In that hearing, Rep. Paul Gosar (R-Ariz.) asked whether immigrants arriving in the U.S. via the southern border are "changing our culture" and both Reps. Lauren Boebert (R-Colo.) and Marjorie Taylor Greene (R-Ga.) claimed an "invasion" by migrants and asylum-seekers is taking hold at the U.S.-Mexico border.
In his letter to Comer, Raskin noted that he had explained to the chairman at the hearing that "such language borrows from the 'Great Replacement' theory, the central dogma of contemporary white supremacy," and that the theory has been invoked by white nationalists who have committed deadly acts of domestic terrorism in Buffalo, New York; El Paso, Texas; and Pittsburgh.
Republican lawmakers, including Sens. J.D. Vance of Ohio and Ron Johnson of Wisconsin have also
alluded to the theory in their attacks on Democratic immigration policy.

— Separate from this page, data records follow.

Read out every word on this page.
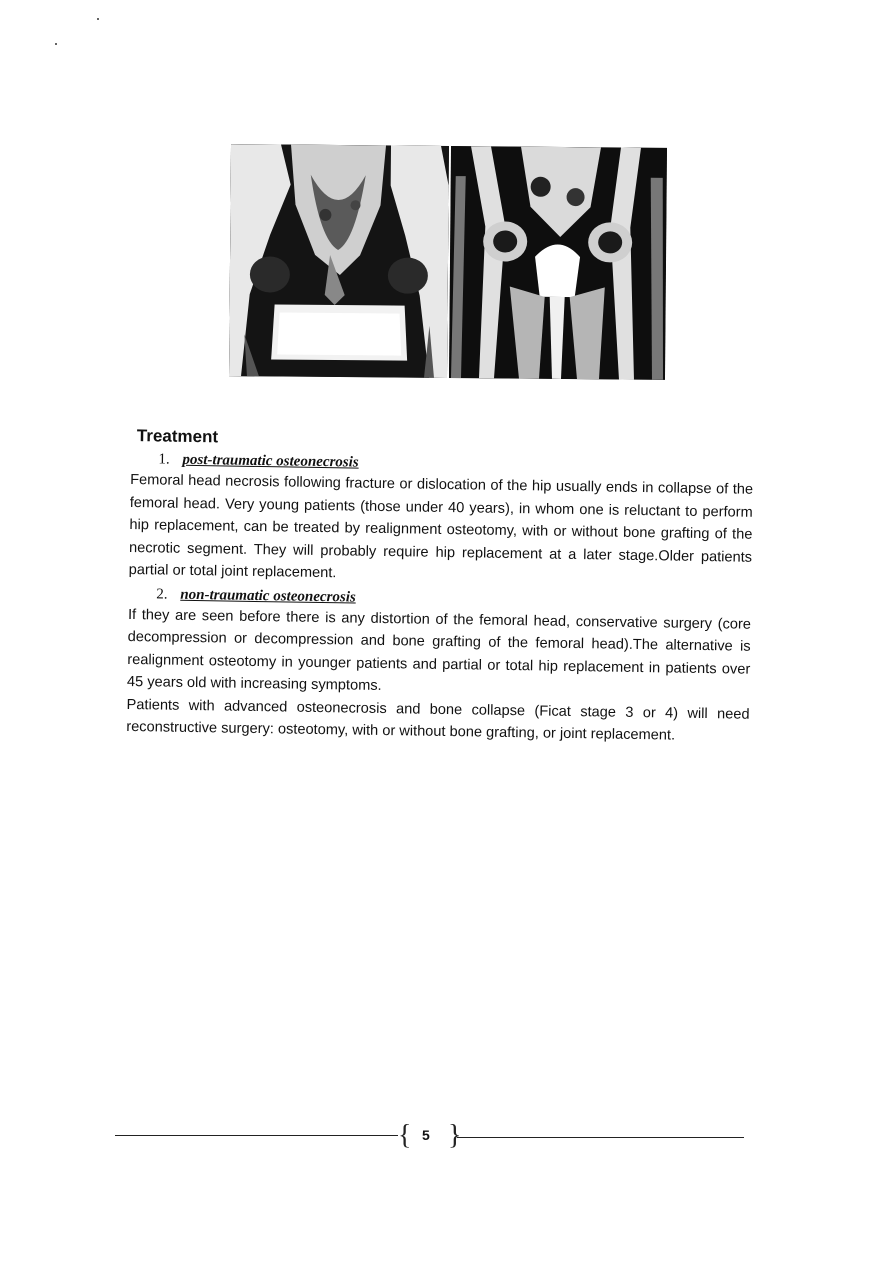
Treatment
1. post-traumatic osteonecrosis

Femoral head necrosis following fracture or dislocation of the hip usually ends in collapse of the femoral head. Very young patients (those under 40 years), in whom one is reluctant to perform hip replacement, can be treated by realignment osteotomy, with or without bone grafting of the necrotic segment. They will probably require hip replacement at a later stage.Older patients partial or total joint replacement.

2. non-traumatic osteonecrosis

If they are seen before there is any distortion of the femoral head, conservative surgery (core decompression or decompression and bone grafting of the femoral head).The alternative is realignment osteotomy in younger patients and partial or total hip replacement in patients over 45 years old with increasing symptoms.

Patients with advanced osteonecrosis and bone collapse (Ficat stage 3 or 4) will need reconstructive surgery: osteotomy, with or without bone grafting, or joint replacement.

{ 5 }
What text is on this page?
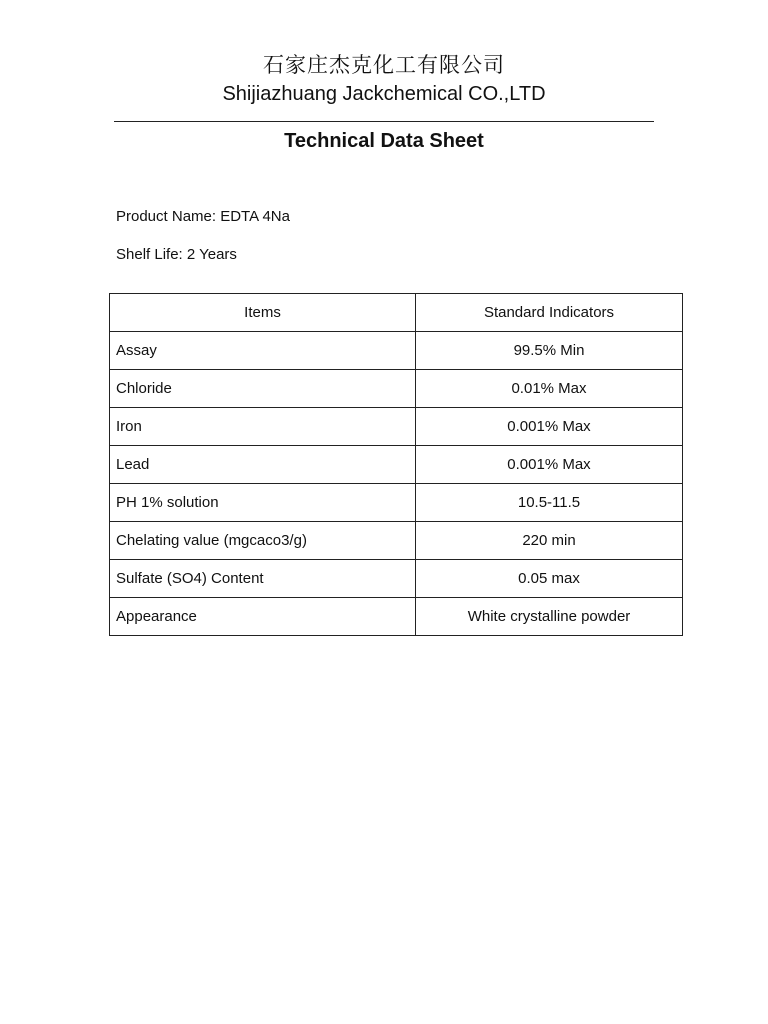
石家庄杰克化工有限公司
Shijiazhuang Jackchemical CO.,LTD
Technical Data Sheet
Product Name: EDTA 4Na
Shelf Life: 2 Years
Items	Standard Indicators
Assay	99.5% Min
Chloride	0.01% Max
Iron	0.001% Max
Lead	0.001% Max
PH 1% solution	10.5-11.5
Chelating value (mgcaco3/g)	220 min
Sulfate (SO4) Content	0.05 max
Appearance	White crystalline powder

Presented with the facts about the rise of white supremacy in the U.S. at the hearing and in Raskin's letter, Comer and the committee's other Republicans refused to sign the statement.
A spokesperson for the committee's Republicans claimed the Democrats were attempting to "distract from President Biden's border crisis and their failure to conduct oversight of it for two years," and did not address the embrace of the Great Replacement theory by Republican lawmakers and domestic terrorists.
The Biden administration has garnered condemnation from progressives and human rights advocates for a number of anti-immigration policies, including his expansion of the Trump-era Title 42 expulsion policy and his current reported consideration of migrant family detentions.
As the Trump and Biden administrations have pushed anti-immigration programs, advocates have maintained that the "crisis" at the border is one of denying asylum-seekers their internationally recognized right to seek refuge in another country.
" Politicians and media pundits quickly reduce this mounting humanitarian crisis to 'border security,'" wrote Farrah Hassen of the Institute for Policy Studies at OtherWords in January. "That narrow focus puts real solutions out of reach—and imperils the universal right to seek refuge from danger."
In his letter, Raskin noted that Republicans have been given previous opportunities to condemn white supremacy.
"On June 8, 2022, following the racially motivated Tops Supermarket mass shooting in Buffalo, New York, House Democrats passed H. Res. 1152, a resolution to condemn the 'Great Replacement' theory and affirm the commitment of the People's House to combating white supremacy and race hatred," wrote Raskin. "Despite then-Minority Leader Kevin McCarthy's acknowledgment that white supremacy and white nationalism are 'definitely not American,' not a single House Republican voted in favor of the resolution."
"As chairman, you have another opportunity to take a public stand against the deliberate amplification of dangerous racist rhetoric that has had deadly consequences in this country," he continued, referring to Comer. "If committee Republicans intend to continue examining the southern border and related policies, it is imperative for every member of this committee to make clear to the American people that we speak with one voice to reject dangerous conspiracy theories and racist and antisemitic ideology in our committee's deliberations and decision-making."